After mutual acceptance, there is something you must know and I cannot emphasize enough the importance. DO NOT change anything in your financial situation from now on until after the closing day. You cannot buy furniture, you cannot buy a car, you cannot pay your credit cards in full UNLESS you speak with your lender and have the OK from her/him. Your financial situation at closing and few days prior where underwriters are reviewing your file must be the same way it was when you were approved; and do not change names or get married few days prior to closing. If you buy large items or you change your financial status, the underwriter/lender must re-evaluate your file and then things can change. You don’t want that. If you really need to buy something, I suggest you run that by your lender and make sure it’s all OK. Following are advises from Trulia:

https://www.trulia.com/guide/home_buying/close_the_purchase/things_not_to_do_before_closing_escrow/

1. Leaving Town Or Falling Off The Planet: Going on vacation or becoming hard to reach while in escrow is not a good idea, especially if your lender needs to get in touch with you to process your loan. Any glitches in that process can push back the closing date for your home.
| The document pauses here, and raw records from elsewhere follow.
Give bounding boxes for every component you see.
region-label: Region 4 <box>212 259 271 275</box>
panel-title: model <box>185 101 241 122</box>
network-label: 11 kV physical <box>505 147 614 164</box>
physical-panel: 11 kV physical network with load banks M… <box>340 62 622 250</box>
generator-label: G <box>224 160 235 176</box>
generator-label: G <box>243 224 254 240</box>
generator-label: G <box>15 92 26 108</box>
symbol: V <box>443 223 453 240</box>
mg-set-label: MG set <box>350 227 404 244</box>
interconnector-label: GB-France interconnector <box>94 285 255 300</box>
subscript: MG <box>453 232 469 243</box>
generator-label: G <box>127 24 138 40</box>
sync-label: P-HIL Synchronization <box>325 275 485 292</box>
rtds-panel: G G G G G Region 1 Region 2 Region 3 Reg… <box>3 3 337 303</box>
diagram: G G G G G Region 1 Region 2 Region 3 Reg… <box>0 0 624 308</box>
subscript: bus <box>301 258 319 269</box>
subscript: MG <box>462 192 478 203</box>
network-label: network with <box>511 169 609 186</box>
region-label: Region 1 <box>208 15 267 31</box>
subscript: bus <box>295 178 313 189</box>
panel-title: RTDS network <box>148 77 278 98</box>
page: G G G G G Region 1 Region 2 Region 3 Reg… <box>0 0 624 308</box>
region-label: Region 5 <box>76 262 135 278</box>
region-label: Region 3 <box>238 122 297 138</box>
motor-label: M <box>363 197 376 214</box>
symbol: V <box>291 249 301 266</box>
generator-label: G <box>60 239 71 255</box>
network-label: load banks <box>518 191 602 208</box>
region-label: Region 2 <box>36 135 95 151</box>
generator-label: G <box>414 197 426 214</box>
For the same reason, it’s not a good idea to change your cell-phone number right now. It’s best that you keep in touch with all necessary people while you are working to close on the property.

2. Changing Jobs: Changing jobs or going self-employed during this time period could certainly make a lender queasy and lead that lender to question whether you’ll be able to afford that home. Lenders prefer a steady and consistent job history. If you make a job switch just before closing on a home, it could put everything on hold while your lender re-evaluates your financial position.

3. Being A Big Spender: You’re about to get a new house, so why not whip out your credit cards and buy a new washer/dryer, dishwasher and refrigerator…or maybe, take out a loan for a new car for your new driveway? Because these big purchases and taking on more debt will throw off what’s called your “debt to income ratio” (which measures how much of your monthly income goes toward debt obligations), a ratio lenders consider when evaluating a loan application. You don’t want to end up buying items for a home you don’t have – one that you lost because you nixed your chances of securing that mortgage before it went through. You might even run into trouble if you pay for these items with cash – lenders look at how much cash reserves you have when approving a mortgage. And don’t think you’re off the hook if you lease a car instead of purchasing one because leasing a new car at this time could jeopardize your standing with your lender as well. Instead, try to keep the balances on your credit cards low and don’t take on new debt (this includes co-signing on a loan) until after you close on your home.

4. Paying Bills Late: If you’re about to close on your home, stay current on your bills as you don’t want to wreck your credit score just before your loan goes through. Any changes to your credit status could affect the likelihood of closing on your new home, so you want to keep your credit good at least until you close on your home.

5. Opening/Closing New Credit Card Accounts: Opening up new credit cards or closing old ones just before closing on your new home could negatively affect your credit status. Again, wait until making such moves until your mortgage is secure.

6. Moving Big Amounts Of Money: Before that home is definitely yours, don’t transfer large amounts into your checking or savings accounts or check with your mortgage company before doing so. If they see large amounts of money moving around, they may wonder why and raise the red flag. (i.e.: they may think you’ve secured another loan and have more debt obligations than you did when initially applying for the loan.) Again, you don’t want to delay or hold up your closing.